Last year, YouTube celebrated the 20th anniversary of its first-ever video: a grainy 19-second clip of cofounder Jawed Karim at the San Diego Zoo. Since 2005, YouTube - bought by Google for $1.65 billion in 2006 - has grown from a simple video-sharing site into a media powerhouse, with more than 20 billion videos uploaded. YouTube now leads America's TV viewing time, surpassing networks like Paramount, Fox, and Disney. Last year, YouTube was the second-largest media company by revenue ($54.2 billion) behind Disney.
Now, Google has revealed that YouTube brought in more than $60bn in revenue in 2025. The figure, which totals the money generated through advertising on YouTube as well as paid subscriptions, far surpasses streaming rival Netflix's $45bn revenue.

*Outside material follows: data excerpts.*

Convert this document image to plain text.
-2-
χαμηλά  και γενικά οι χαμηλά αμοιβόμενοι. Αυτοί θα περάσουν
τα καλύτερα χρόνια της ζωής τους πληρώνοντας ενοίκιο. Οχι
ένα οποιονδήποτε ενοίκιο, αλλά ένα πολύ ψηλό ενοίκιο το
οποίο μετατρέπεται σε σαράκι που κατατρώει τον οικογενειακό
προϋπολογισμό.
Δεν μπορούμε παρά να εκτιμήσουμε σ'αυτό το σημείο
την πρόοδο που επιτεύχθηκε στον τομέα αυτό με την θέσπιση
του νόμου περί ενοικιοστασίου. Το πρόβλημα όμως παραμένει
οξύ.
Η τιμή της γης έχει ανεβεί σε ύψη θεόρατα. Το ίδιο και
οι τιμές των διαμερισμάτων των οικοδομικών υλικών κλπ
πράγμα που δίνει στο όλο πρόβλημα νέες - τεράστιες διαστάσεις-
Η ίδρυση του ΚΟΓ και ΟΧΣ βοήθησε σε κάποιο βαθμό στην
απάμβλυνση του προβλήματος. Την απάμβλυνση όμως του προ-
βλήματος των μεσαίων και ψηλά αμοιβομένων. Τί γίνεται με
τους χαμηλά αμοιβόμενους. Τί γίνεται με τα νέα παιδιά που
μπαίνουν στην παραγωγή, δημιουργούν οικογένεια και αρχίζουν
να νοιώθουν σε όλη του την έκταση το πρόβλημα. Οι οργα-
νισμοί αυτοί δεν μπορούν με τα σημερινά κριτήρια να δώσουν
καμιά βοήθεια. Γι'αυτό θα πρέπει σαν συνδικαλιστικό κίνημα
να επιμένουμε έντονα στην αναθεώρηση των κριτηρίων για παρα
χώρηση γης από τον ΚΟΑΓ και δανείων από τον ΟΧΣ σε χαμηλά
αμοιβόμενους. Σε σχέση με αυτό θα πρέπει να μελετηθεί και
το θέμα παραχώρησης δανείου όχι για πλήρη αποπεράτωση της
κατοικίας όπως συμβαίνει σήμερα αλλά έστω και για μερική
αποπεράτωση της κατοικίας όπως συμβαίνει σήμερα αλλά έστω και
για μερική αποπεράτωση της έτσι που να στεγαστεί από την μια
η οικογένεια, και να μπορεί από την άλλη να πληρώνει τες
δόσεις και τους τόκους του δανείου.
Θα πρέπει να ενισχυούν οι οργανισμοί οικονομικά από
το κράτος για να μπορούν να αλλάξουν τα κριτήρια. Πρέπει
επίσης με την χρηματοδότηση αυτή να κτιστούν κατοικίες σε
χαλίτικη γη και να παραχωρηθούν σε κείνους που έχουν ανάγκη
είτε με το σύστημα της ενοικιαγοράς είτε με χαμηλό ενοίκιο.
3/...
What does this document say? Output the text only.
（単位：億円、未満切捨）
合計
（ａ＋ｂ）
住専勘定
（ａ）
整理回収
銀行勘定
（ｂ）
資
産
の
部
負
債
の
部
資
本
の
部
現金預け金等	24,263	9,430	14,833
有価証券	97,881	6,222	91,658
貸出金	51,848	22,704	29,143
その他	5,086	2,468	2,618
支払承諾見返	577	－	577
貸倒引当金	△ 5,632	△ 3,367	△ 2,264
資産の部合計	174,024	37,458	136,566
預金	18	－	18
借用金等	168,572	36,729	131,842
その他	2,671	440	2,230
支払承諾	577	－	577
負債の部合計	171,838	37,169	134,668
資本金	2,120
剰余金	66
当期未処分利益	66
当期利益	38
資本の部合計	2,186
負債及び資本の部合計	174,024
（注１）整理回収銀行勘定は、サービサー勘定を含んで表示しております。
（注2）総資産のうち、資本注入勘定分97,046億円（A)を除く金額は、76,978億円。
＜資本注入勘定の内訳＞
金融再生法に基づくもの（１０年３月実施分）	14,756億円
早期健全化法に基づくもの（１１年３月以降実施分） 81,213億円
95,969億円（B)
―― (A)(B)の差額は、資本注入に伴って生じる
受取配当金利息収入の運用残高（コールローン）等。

Midia Research said the different ways YouTube makes money - such as through adverts, or charging a monthly subscription to remove them - means it can "capitalise well" on its large audience. Google boss Sundar Pichai said YouTube Premium - its service letting users pay to remove ads between videos, or songs on its music service - had helped boost paid subscriptions across Google consumer services to more than 325 million in 2025 overall.
Whilst YouTube's $60bn revenue in 2025 beat that of rival Netflix, analytics firm Forrester said it was not an "apples-to-apples comparison", and noted that "the lion's share of YouTube's content is user-generated versus Hollywood-generated."
"YouTube is not just cat videos anymore," Netflix boss Ted Sarandos told US lawmakers in a recent Senate hearing about its plans to buy Warner Bros. "YouTube is TV".